Не «ты красивая». Не «мне нравятся полненькие». Не комплимент — правда. Сказанная так, что не поверить было невозможно.

Они протанцевали ещё три раза. Потом стояли у забора, пили тёплый компот из гранёных стаканов и разговаривали. Вернее, говорила больше Глаша — про ферму, про корову Зорьку, которая лягается только левой ногой, про то, как Колька на спор съел десять яиц и потом неделю на них смотреть не мог. Лёша слушал и смеялся — тихо, без надрыва, одними глазами. А когда она замолкала, он не торопил, не заполнял тишину, просто ждал, и его молчание было уютным, как тёплая печка в январе.

— Глаша! Едем! Дядя Вася ждёт! — крикнула издалека Наташа.

Глаша вздрогнула. Посмотрела на Лёшу.

— Мне пора.

Он полез в карман, достал огрызок карандаша и клочок бумаги — какую-то квитанцию.

— Вот, — он написал что-то и протянул ей. — Это адрес нашей МТС. Напиши мне. Или я к вам приеду. В воскресенье. Если ты не против.

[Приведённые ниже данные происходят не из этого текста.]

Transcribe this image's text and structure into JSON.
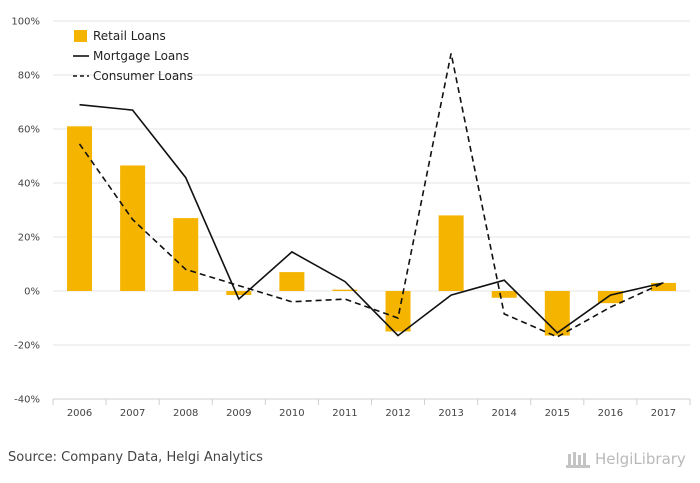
{
  "chart_data": {
    "type": "bar",
    "title": "",
    "xlabel": "",
    "ylabel": "",
    "categories": [
      "2006",
      "2007",
      "2008",
      "2009",
      "2010",
      "2011",
      "2012",
      "2013",
      "2014",
      "2015",
      "2016",
      "2017"
    ],
    "ylim": [
      -40,
      100
    ],
    "yticks": [
      -40,
      -20,
      0,
      20,
      40,
      60,
      80,
      100
    ],
    "ytick_labels": [
      "-40%",
      "-20%",
      "0%",
      "20%",
      "40%",
      "60%",
      "80%",
      "100%"
    ],
    "grid": true,
    "legend_position": "top-left",
    "series": [
      {
        "name": "Retail Loans",
        "kind": "bar",
        "color": "#F5B400",
        "values": [
          61,
          46.5,
          27,
          -1.5,
          7,
          0.5,
          -15,
          28,
          -2.5,
          -16.5,
          -4.5,
          3
        ]
      },
      {
        "name": "Mortgage Loans",
        "kind": "line",
        "style": "solid",
        "color": "#111111",
        "values": [
          69,
          67,
          42,
          -3,
          14.5,
          3.5,
          -16.5,
          -1.5,
          4,
          -15.5,
          -1.5,
          3
        ]
      },
      {
        "name": "Consumer Loans",
        "kind": "line",
        "style": "dashed",
        "color": "#111111",
        "values": [
          54.5,
          26.5,
          8,
          2,
          -4,
          -3,
          -10,
          88,
          -8.5,
          -17,
          -6,
          3
        ]
      }
    ]
  },
  "footer": {
    "source": "Source: Company Data, Helgi Analytics",
    "brand": "HelgiLibrary"
  }
}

— В Берёзовку? — удивилась она. — Это ж двадцать километров.

— На тракторе доеду, — сказал он серьёзно, и она не поняла — шутит или нет.

— Глашка! Ну!

Она побежала, прижимая бумажку к груди. Уже у машины обернулась. Лёша стоял на том же месте и смотрел ей вслед. Не махал, не кричал — просто стоял. И в этом было что-то такое, от чего у Глаши перехватило горло.

В кузове, на деревянной скамейке, трясясь на ухабах, Наташка толкнула её локтем:

— Ну? Кто такой?

— Тракторист. Из Калинова. Лёша.

— А чего он тебя весь вечер пас? Влюбился, что ли?

— Скажешь тоже, — Глаша отвернулась к стенке, чтобы Наташка не увидела, как она улыбается.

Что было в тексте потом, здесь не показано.